Utility regulators in Wyoming and Iowa recently issued decisions tied to wind power expansion plans by utilities in those states.
The Wyoming Public Service Commission on April 12 gave the green light for PacifiCorp to move ahead with a significant wind and transmission expansion plan.
The Wyoming PSC approved a settlement agreement between PacifiCorp, the Wyoming Industrial Energy Consumers, the Wyoming Office of Consumer Advocate and the Interwest Energy Alliance on the new wind and transmission portions of PacifiCorp’s Energy Vision 2020 proposal. The commission also approved the certificates of public convenience and necessity that are needed for construction of the Wyoming-based projects.
As part of the settlement agreement, a previously announced 161-megawatt wind project in Uinta County, Wyo., will no longer be included in the initiative. PacifiCorp also agreed to additional customer protections in the event of cost overruns as part of the agreement.
Included in the approved settlement are three new Wyoming wind projects that will provide a total 1,150 MW of new wind, which represents about a 60 percent expansion of PacifiCorp’s current owned and contracted wind fleet, as well as a 140-mile high-voltage transmission line in Wyoming that will help more wind energy connect to PacifiCorp’s transmission system.
In addition to the new wind projects and transmission line, the company’s Energy Vision 2020 initiative would upgrade, or “repower,” the company’s existing wind fleet in Wyoming, Washington and Oregon with longer blades and newer technology to boost output and extend the life of the projects.
The repowering plan is being considered separately by the Wyoming commission and is still pending. Components of the plan also are still waiting state regulatory approval in Utah, Oregon and Idaho.
Pending approval from state commissions, acquisition of rights of way, and receipt of permits, construction on the wind and transmission projects is expected to start in 2019.
The Energy Vision 2020 projects were identified in the company’s 2017 Integrated Resource Plan as the most cost-effective option to meet customers’ energy needs over the next 20 years. Completing the projects by 2020 will allow customers to realize the full benefit of production tax credits and provide a net savings for customers over the life of the projects, PacifiCorp said.
Iowa regulators approve Interstate Power & Light plan
Meanwhile, Alliant Energy’s Iowa energy company, Interstate Power and Light, recently received approval to increase its wind expansion program from the Iowa Utilities Board.
By 2020, the company plans to add 1,000 MW of new wind energy in Iowa. Alliant noted “the company plans to have invested $1.8 billion in cost-competitive renewable energy by the end of 2020.”
According to Alliant, this spring crews will begin construction on the first of several wind farms, starting with Upland Prairie Wind Farm, located in Clay and Dickinson counties in northwest Iowa.
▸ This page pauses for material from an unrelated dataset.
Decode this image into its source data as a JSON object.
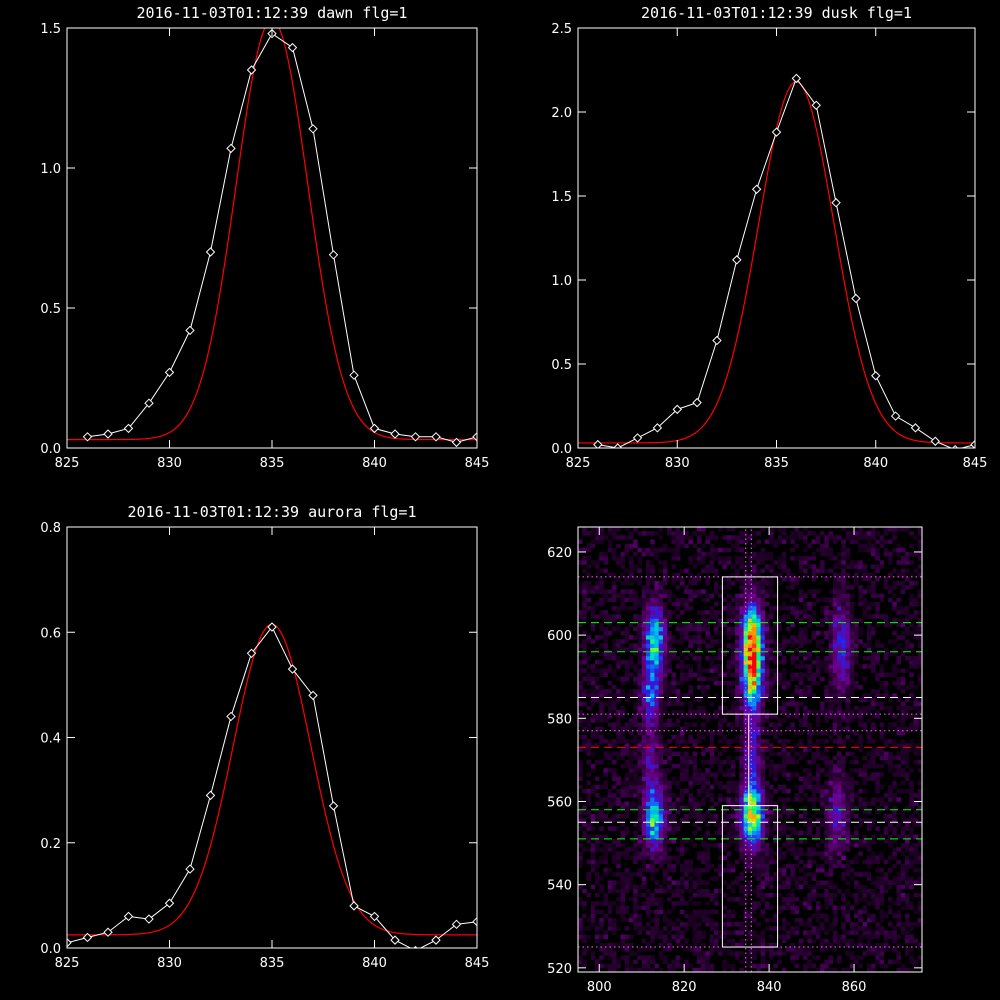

Later this year, construction is expected to start at English Farms Wind Farm, located in Poweshiek County in central Iowa.
Alliant noted that through this expansion, combined with existing wind farms and market purchases, the company expects wind to be approximately one-third of its Iowa total capacity by the end of 2020.
Interstate Power and Light filed an application for advance ratemaking principles on August 3, 2017 and the company continues to review the written decision order from the IUB.
Included among the IUB order’s terms is a return on common equity of 11%, with the exception of certain transmission facilities classified as intangible assets, which would earn the rate of return on equity authorized by the IUB in a future rate case.